I began to sense time beginning to run out on us as early as July 2005, when Gardner and I were at Yaddo working on Amelia and David accompanied me in the music room where we first met as I sang our first, trial aria to see how it landed with the other guests. In the aria, a father pictures himself as looking down on his loved ones from the stars after his demise. By the time the aria had been folded into the opera and premiered, my first son had been born. Came along another, and a move from Manhattan to the country. David and I saw one another less frequently. He still went to concerts—what a champ! But I had stopped. They didn’t feed my work the way that they did his. Ours became primarily a relationship of letters and telephone calls.
Still, Gilda Lyons and I would catch up with David every year at Yaddo’s annual meeting. Lord, how David loved Gilda, and how deeply they intuitively understood one another. We performed a version of David’s Acrostic Song together for him on a concert in Gilda’s Phoenix Concerts series in New York (alongside the world premiere of “Emily’s Aria” from Ned’s Our Town) that I had confected and he observed, with mock horror, “Now that you have had your way with my music, shall we continue to speak?” “Was it okay?” I asked. “It was wonderful, but why did you reharmonize me?” “Because I could,” I replied. The twinkle.
I am still having trouble coming to terms with the fact that David is not down in the Village, pulling reams of notes out of his piano at Westbeth, or making little forts with walls comprised of different sorts of jelly jars and vitamin bottles at the breakfast table at Yaddo, or jogging in the woods at MacDowell, or lurking by the driers at VCCA in the wee hours looking for leftovers in the fellows’ refrigerator. When Cantori premiered his Herrick Oratorio in May 2023, it was a chance to say goodbye. David, a Catholic, ever the subversive, had woven Martin Luther’s Mighty Fortress into the finale of what was effectively his final public statement. I had driven in from the country for the premiere and was shocked, but not surprised, by the toll that Parkinson’s had extracted. As ever, his talent dazzled, and I told him so. “You’re up to your old tricks, messing with my sense of time,” I said. He had been, but the path we had traveled together, our shared Mad March, was running out. Nothing between us had changed, but everything around us had. He pulled me in close and said that he loved me and that I should take care of myself and Gilda and the boys. The twinkle was still there.
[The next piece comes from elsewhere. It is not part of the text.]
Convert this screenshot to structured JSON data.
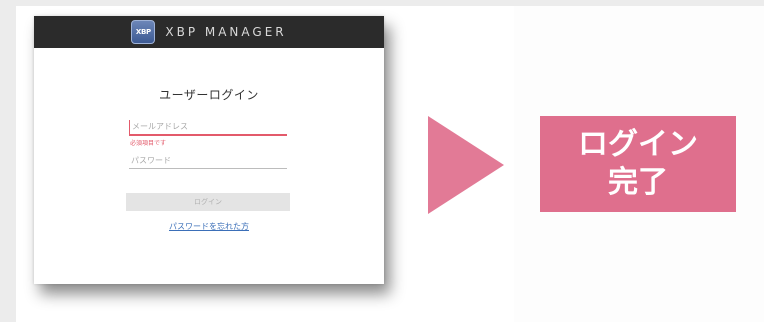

If I had not been walking out of the church with a friend I would have had to have stopped to steady myself, because, for the first time since hearing David play Mendelssohn before meeting him in June 1984, I felt that David’s time had run out. I was gutted. It wasn’t until an hour later, driving up the Palisades to the country, that I was able to reconnect to the fact that I am blessed to actually have some more time in front of me, with skinned knees and tree forts having given way to basketball and girlfriends for my sons, and mid-career engaging Gilda. Music remembers absolutely everything, I thought, and it has its own relationship with time. Messiaen knew it; David lived it. To me, a talent like David’s is evidence of the Unseen. And now it is time for me to learn how to let David go. Because there are among us many more forces of nature like him who can use a hand: some of them are very young not just in spirit, but in fact. Help them; lift them up, I thought, the way that the simple fact that talent like David’s existed lifted me. I’ll close with that.